Chevron, Exxon, and Royal Dutch Shell are willing to endure the additional time to secure permits and extra costs that will result from new government regulations because they’ve come to depend on deepwater drilling to replenish their reserves. The companies outlined plans for the gulf this week as most of them reported improved third-quarter earnings.

These big oil and gas companies know the geology of the gulf much better than other parts of the world. Taxes and royalties for projects in U.S. waters are considered to be much lower than foreign operations, and it’s much easier and cheaper to deliver the oil to the consumer.

“It’s one-stop shopping,” said Fadel Gheit, an analyst with Oppenheimer & Co. “When you’re working in the gulf, you’re sitting in the belly of the largest energy-consuming economy in the world.”

Wells in the gulf can be very profitable. Drilling projects there typically break even when oil sells for $50 to $60 a barrel. It’s currently trading near $82 a barrel.

The oil companies’ reliance on the oil-rich deposits below the gulf grew as they became more adept at pumping crude from the sea floor. In March, a month before BP’s well ruptured, the industry produced 52.6 million barrels of oil from gulf wells.

That’s the highest total for that month in records dating from 1981.

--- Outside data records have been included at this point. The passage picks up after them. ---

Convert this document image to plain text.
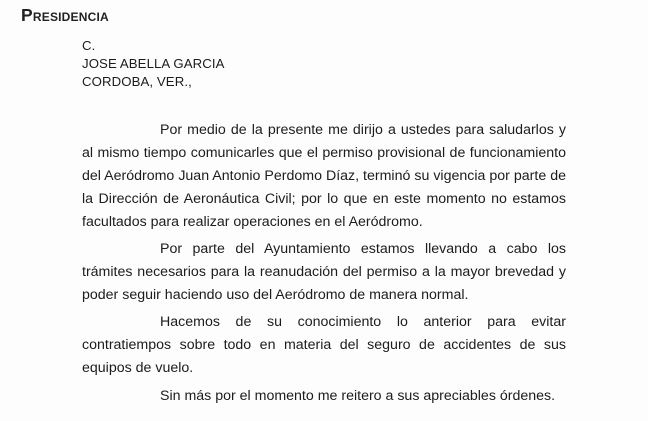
Presidencia
C.
JOSE ABELLA GARCIA
CORDOBA, VER.,

Por medio de la presente me dirijo a ustedes para saludarlos y al mismo tiempo comunicarles que el permiso provisional de funcionamiento del Aeródromo Juan Antonio Perdomo Díaz, terminó su vigencia por parte de la Dirección de Aeronáutica Civil; por lo que en este momento no estamos facultados para realizar operaciones en el Aeródromo.

Por parte del Ayuntamiento estamos llevando a cabo los trámites necesarios para la reanudación del permiso a la mayor brevedad y poder seguir haciendo uso del Aeródromo de manera normal.

Hacemos de su conocimiento lo anterior para evitar contratiempos sobre todo en materia del seguro de accidentes de sus equipos de vuelo.

Sin más por el momento me reitero a sus apreciables órdenes.
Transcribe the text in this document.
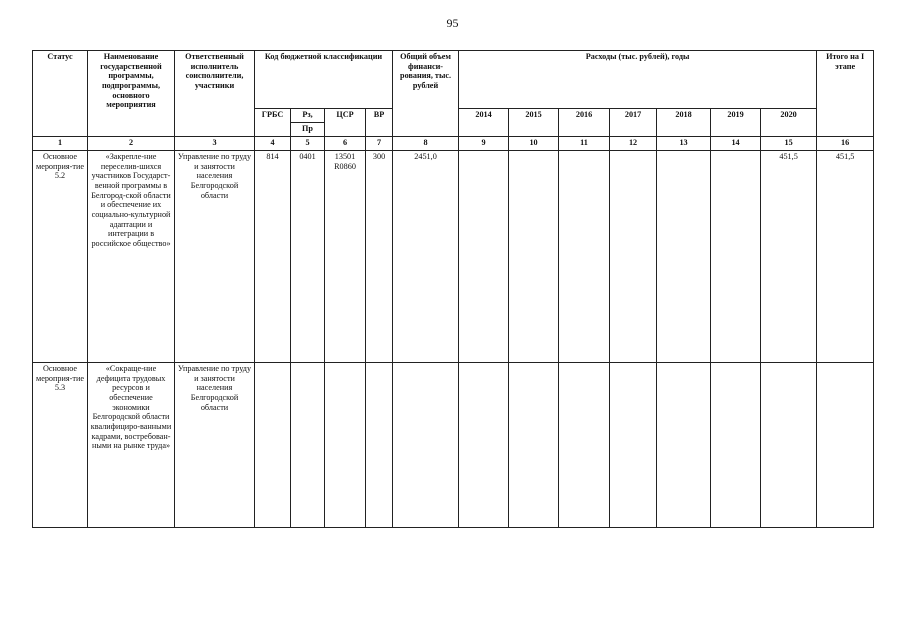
95
Статус	Наименование государственной программы, подпрограммы, основного мероприятия	Ответственный исполнитель соисполнители, участники	Код бюджетной классификации				Общий объем финанси-рования, тыс. рублей	Расходы (тыс. рублей), годы							Итого на I этапе
			ГРБС	Рз,	ЦСР	ВР		2014	2015	2016	2017	2018	2019	2020	
				Пр											
1	2	3	4	5	6	7	8	9	10	11	12	13	14	15	16
Основное мероприя-тие 5.2	«Закрепле-ние переселив-шихся участников Государст-венной программы в Белгород-ской области и обеспечение их социально-культурной адаптации и интеграции в российское общество»	Управление по труду и занятости населения Белгородской области	814	0401	13501 R0860	300	2451,0							451,5	451,5
Основное мероприя-тие 5.3	«Сокраще-ние дефицита трудовых ресурсов и обеспечение экономики Белгородской области квалифициро-ванными кадрами, востребован-ными на рынке труда»	Управление по труду и занятости населения Белгородской области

Shell’s got 7 percent of its total oil and gas so far this year from wells in the gulf. And before the Deepwater Horizon explosion in April, BP’s wells accounted for about 10 percent of its overall production.

The U.S. drilling moratorium brought well-drilling activity to a relative standstill over the summer. New production wells were put on hold.

As a result, Chevron expects gulf production to fall as much as 10,000 barrels a day in the second half of the year. Shell predicts a similar drop and expects a further decline of 10,000 barrels a day in 2011.

“There could be further impacts into 2012,” said Shell’s chief financial officer, Simon Henry. “We just don’t know yet.”

All the companies that reported third-quarter earnings this week, except Chevron, said profits improved, thanks to higher oil and gas prices.